Dass die Notenbanken auch die längerfristigen Zinsen durchaus unter Kontrolle halten können, beweist seit einigen Jahren die Bank of Japan. Statt immer höhere Beträge dafür auszugeben, Anleihen aufzukaufen, um einen Anstieg zu verhindern, hat die japanische Notenbank einfach ein Ziel für die längerfristigen Zinsen vorgegeben: Die Zehnjahresrendite der japanischen Staatsanleihen soll bei null Prozent liegen.

Die Zielvorgabe funktioniert besser als immer höhere QE-Käufe, weil dann der Markt gewissermaßen von selbst dafür sorgt, dass die Zinsen im Zielbereich der Notenbank bleiben. Das Wissen, dass die Notenbank eingreifen würde, wenn sich die Zinsen aus dem Zielbereich bewegen würden, reicht aus, die Zinsen auch dort zu halten. Kein Spekulant will sich mit der Notenbank anlegen, denn dann würde er nur den Kürzeren ziehen.

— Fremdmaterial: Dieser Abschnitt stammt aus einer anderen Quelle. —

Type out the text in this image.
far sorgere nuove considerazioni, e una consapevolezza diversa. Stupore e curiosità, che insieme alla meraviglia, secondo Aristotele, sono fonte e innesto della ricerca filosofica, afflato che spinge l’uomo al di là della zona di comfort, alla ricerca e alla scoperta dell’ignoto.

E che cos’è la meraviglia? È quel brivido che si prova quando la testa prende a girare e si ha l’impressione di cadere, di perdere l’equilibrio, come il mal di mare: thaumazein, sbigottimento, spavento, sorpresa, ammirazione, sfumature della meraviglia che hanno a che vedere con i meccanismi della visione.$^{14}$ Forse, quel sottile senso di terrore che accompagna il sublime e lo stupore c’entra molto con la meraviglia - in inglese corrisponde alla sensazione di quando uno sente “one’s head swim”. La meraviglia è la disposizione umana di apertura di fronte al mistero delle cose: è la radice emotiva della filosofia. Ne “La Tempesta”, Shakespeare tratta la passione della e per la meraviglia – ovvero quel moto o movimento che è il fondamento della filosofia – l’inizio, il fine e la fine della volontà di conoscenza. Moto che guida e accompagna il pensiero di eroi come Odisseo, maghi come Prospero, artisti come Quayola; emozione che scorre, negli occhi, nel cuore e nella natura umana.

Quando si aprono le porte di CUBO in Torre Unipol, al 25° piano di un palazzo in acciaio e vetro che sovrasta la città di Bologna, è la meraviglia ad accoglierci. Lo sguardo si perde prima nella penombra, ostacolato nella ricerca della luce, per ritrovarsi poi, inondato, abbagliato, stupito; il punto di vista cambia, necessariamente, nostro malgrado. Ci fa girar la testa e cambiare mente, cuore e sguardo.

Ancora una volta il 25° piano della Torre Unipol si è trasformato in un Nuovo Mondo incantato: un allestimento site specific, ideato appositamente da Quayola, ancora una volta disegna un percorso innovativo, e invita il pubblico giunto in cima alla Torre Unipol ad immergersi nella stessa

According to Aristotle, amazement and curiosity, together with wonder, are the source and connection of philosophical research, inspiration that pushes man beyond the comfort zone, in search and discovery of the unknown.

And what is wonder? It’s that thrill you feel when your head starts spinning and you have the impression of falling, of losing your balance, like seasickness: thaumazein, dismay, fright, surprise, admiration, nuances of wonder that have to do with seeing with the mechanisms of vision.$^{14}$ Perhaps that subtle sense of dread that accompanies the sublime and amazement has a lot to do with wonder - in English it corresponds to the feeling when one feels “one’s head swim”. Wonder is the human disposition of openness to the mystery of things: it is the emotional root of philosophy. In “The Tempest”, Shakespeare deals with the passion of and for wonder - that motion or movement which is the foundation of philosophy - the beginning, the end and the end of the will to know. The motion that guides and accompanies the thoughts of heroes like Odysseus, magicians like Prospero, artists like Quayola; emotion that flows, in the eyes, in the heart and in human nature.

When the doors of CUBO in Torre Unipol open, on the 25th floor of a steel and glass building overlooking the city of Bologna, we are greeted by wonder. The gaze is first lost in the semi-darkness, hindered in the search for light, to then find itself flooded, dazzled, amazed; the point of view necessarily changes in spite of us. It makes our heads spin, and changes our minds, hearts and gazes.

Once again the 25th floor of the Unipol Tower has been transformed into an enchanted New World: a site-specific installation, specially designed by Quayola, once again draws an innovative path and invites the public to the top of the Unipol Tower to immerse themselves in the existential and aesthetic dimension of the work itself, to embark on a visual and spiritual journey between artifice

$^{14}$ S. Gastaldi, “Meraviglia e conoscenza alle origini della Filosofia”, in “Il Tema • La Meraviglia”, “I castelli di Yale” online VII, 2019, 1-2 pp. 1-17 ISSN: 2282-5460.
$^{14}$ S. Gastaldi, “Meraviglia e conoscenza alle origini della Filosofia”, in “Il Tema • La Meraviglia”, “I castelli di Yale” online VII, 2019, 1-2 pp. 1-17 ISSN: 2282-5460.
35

Dass die Notenbanken einfach Ziele für die längerfristigen Zinsen vorgeben, wird als "Yield Curve Control" ("Zinskurvenkontrolle") bezeichnet. Beobachter rechnen schon länger damit, dass auch die US-Notenbank Fed und die EZB zu diesem Mittel greifen könnten, um einen ungewollten Zinsanstieg zu verhindern.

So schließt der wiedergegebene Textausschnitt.